Les particularités de la construction des barrages

De par leurs dimensions et les impacts sur l’environnement qu’ils occasionnent, les barrages sont des structures exceptionnelles, dont les modes de réalisation sont parfois très éloignés des autres structures du génie civil.

En premier lieu, les études préliminaires sont particulièrement importantes et coûteuses. Elles traitent d’un éventail très vaste de domaines : l’hydrologie, la géologie, l’hydrogéologie, l’hydraulique, la science des matériaux, la topographie, la géographie, la biologie, la chimie, l’économie rurale, l’économie énergétique, l’économie hydraulique, la sociologie, le droit public, la politique de développement, les finances, et bien d’autres domaines. Ces études se distinguent souvent par leur durée, atteignant souvent plus d’une dizaine d’années.

Associés à ces études, des travaux de reconnaissance approfondie doivent aussi être entrepris : relevés topographiques, reconnaissances géologiques (géophysique, sondages, galeries de reconnaissance), essais géotechniques (puits, essais in situ et en laboratoire).

L’analyse des impacts sur l’environnement est entreprise très tôt pour évaluer les différentes solutions, puis pour prendre des mesures de limitation des impacts ou de compensation.

Les moyens nécessaires pour la réalisation posent de véritables problèmes de logistique et d’organisation de chantier. Il faut notamment tenir compte dès le début des études des accès, de l’approvisionnement, des installations de chantier, des équipements, de la qualification de la main-d’œuvre, de la durée du chantier et de bien d’autres paramètres propres à tel ou tel site.

En outre, la démesure des quantités de matériaux nécessaires a une influence considérable sur la durée, les moyens à mettre en œuvre et sur les paramètres techniques du projet. Il ne s’agit pas, comme avec d’autres types de structures, de trouver des matériaux satisfaisant aux critères ou normes fixés comme données du projet, mais de définir un ouvrage pouvant être réalisé avec les caractéristiques des matériaux à disposition. Ainsi, chaque barrage est unique parce que réalisé avec des matériaux qui lui sont propres.

Un chantier de barrage dure plusieurs années.
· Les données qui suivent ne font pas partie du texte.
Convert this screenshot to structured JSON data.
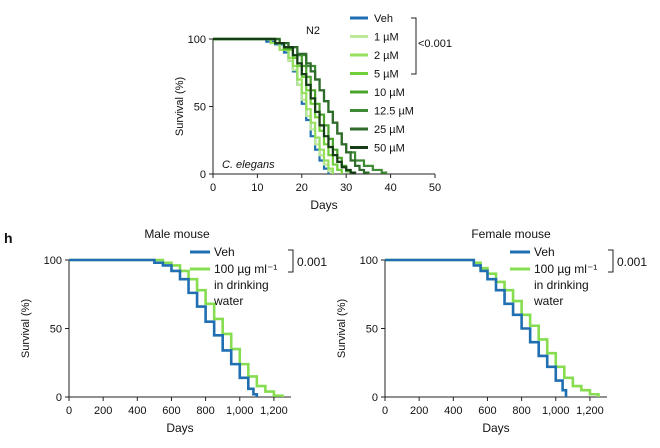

Les différents travaux doivent être exécutés dans une séquence précise, souvent conditionnée par les conditions hydrologiques et météorologiques. Ces conditions impliquent un découpage des travaux en phases selon les moyens disponibles. Ce découpage peut avoir une influence directe sur le projet.

Enfin, il faut mentionner que quel que soit le type de barrage, les exigences relatives à la sécurité sont primordiales durant toute la vie de l’ouvrage. Les barrages sont continuellement auscultés et soumis à une surveillance attentive. Les résultats de l’auscultation et les observations de la surveillance sont constamment analysés dans le cadre des procédures de contrôle.

Critères d’évaluation d’un aménagement à accumulation

En général, les critères d’évaluation d’un aménagement sont les suivants:

• Technique : est-ce que les objectifs purement techniques peuvent être atteints par un aménagement ?
• Economique: est-ce que les bénéfices en cas de réalisation d’un aménagement sont supérieurs à ceux en cas de renoncement au projet ?
• Financier: est-ce que les moyens financiers sont suffisants (pendant la construction d’un aménagement et lors de son exploitation) ?
• Politique: est-ce que le projet est soutenu par les instances politiques et les populations concernées ?
• Sociétal : est-ce que les utilisateurs potentiels peuvent tirer profit de ce projet ?
• Environnemental: est-ce que l’impact du projet sur l’environnement et l’utilisation du territoire est défendable ?

La faisabilité d’un aménagement résulte certainement du résultat de l’étude de ces critères. Les contre-indications à la réalisation d’un aménagement à accumulation peuvent être écartées en étudiant si le projet est :
• techniquement réalisable,
• économiquement justifiable,
• socialement acceptable,
• écologiquement défendable.

Enfin, les points suivants doivent être pris en compte :

• les conditions physiques du site doivent être telles que la réalisation des ouvrages, avec des moyens techniques à disposition, soit possible et les objectifs prévus soient atteints ;
• les coûts de réalisation, d’exploitation et d’entretien doivent être en rapport avec le gain provenant de la production ;
• l’atteinte au milieu naturel et aux populations concernées doit être compatible au gain réalisé.

> Pour en savoir plus

 Extrait du titre Les Barrages (TGC 17), Anton Schleiss
Publié aux Presses polytechniques et universitaires romandes

Les commentaires sont fermés.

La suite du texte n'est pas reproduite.